Preconditioned Eigenvalue Solvers in Electronic Structure Calculations

Andrew Knyazev

Abstract

We start with a short and informal survey of eigenvalue problems
in electronic structure calculations in real and plane wave spaces.
We briefly describe a number of known software packages, namely,
Vienna Ab-initio Simulation Package (VASP), ABINIT, and
Multigrid Instead of the K-spAce (MIKA),
and review some eigenvalue solvers used in these packages
to calculate the electronic groundstate:
\begin{itemize}
\item Simple Davidson-block iteration scheme
·\item Single band, steepest descent scheme
\item Conjugate gradient optimization
\item Residual minimization scheme, direct inversion in the iterative subspace (RMM-DIIS)
\end{itemize}
We present, as a possible alternative,
the locally optimal block preconditioned conjugate gradient (LOBPCG)
method in the framework of VASP and ABINIT.
LOBPCG method can be interpreted as a specific version of conjugate gradient optimization,
different from those used in VASP. It can also be viewed as the steepest descent scheme,
augmented with extra vectors in the basis set, namely with the wavefunctions
from the previous iteration step, not with the residuals as implemented in VASP.
Finally, it can be treated
as simplified specially restarted block Davidson method [1].
The relative simplicity, reasonable robustness,
fast convergence and an easy possibility of blocking make the LOBPCG method
  a strong competitor in electronic structure calculations both in real and plane wave spaces.
We describe the LOBPCG as being developed in [2-4] and
compare it informally to VASP and ABINIT algorithms.
We discuss a recent LOBPCG implementation in ABINIT and
highlight the possibilities to make the LOBPCG even faster by
taking into account the specificity of
the electronic structure calculations eigenvalue problems.

References:
[1]. C. Murray, S. C. Racine, E. R. Davidson,
Improved algorithms for the lowest few eigenvalues and associated eigenvectors of large matrices.
J. Comput. Phys. 103 (1992), no. 2, 382--389.

[2] A. V. Knyazev,
A preconditioned conjugate gradient method for eigenvalue problems and its implementation in a subspace.
Numerical treatment of eigenvalue problems, Vol. 5 (Oberwolfach, 1990), 143--154, Internat. Ser. Numer. Math., 96,
Birkhäuser, Basel, 1991.

[3] A. V. Knyazev, Preconditioned eigensolvers---an oxymoron?
Electron. Trans. Numer. Anal. 7 (1998), 104--123 (electronic).

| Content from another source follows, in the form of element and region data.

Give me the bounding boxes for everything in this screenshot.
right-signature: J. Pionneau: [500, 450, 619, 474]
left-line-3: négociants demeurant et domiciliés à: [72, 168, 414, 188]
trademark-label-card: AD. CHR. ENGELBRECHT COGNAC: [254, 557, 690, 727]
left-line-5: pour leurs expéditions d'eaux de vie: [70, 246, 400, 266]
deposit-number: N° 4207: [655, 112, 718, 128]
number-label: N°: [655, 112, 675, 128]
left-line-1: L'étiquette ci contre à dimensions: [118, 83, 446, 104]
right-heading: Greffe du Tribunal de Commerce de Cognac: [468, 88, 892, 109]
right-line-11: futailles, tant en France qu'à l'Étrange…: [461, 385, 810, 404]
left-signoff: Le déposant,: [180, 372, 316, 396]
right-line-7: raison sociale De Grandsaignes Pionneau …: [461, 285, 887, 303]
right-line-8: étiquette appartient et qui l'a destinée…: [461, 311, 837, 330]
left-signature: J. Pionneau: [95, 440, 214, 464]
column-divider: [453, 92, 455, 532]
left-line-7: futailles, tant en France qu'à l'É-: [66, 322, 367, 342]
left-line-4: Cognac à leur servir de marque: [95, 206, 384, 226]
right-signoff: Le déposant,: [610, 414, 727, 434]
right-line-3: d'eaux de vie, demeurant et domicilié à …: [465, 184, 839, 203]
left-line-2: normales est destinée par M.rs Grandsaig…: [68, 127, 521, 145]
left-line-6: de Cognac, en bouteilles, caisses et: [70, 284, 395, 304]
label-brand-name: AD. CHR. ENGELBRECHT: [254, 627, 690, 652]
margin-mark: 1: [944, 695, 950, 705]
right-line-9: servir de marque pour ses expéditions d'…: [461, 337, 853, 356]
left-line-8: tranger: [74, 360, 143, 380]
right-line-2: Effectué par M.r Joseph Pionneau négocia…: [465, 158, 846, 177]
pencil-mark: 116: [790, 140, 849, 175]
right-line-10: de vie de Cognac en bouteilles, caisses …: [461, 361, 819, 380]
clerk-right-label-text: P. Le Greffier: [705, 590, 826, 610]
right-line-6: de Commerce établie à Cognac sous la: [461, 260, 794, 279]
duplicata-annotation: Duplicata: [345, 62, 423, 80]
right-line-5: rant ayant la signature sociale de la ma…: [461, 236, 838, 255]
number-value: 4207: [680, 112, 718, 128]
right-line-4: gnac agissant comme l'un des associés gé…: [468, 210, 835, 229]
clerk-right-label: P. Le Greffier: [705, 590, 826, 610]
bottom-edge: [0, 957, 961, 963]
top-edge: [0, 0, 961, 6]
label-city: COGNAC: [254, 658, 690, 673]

[3] A. V. Knyazev, Preconditioned eigensolvers.
In Templates for the Solution of Algebraic Eigenvalue Problems: A Practical Guide. Editors: Zhaojun Bai, James Demmel, Jack Dongarra, Axel Ruhe, and Henk Van der Vorst, SIAM, pp. 337-368, 2000.

[4] A. V. Knyazev, Toward the optimal preconditioned eigensolver:
locally optimal block preconditioned conjugate gradient method.
SIAM J. Sci. Comput. 23 (2001), no. 2, 517--541 (electronic).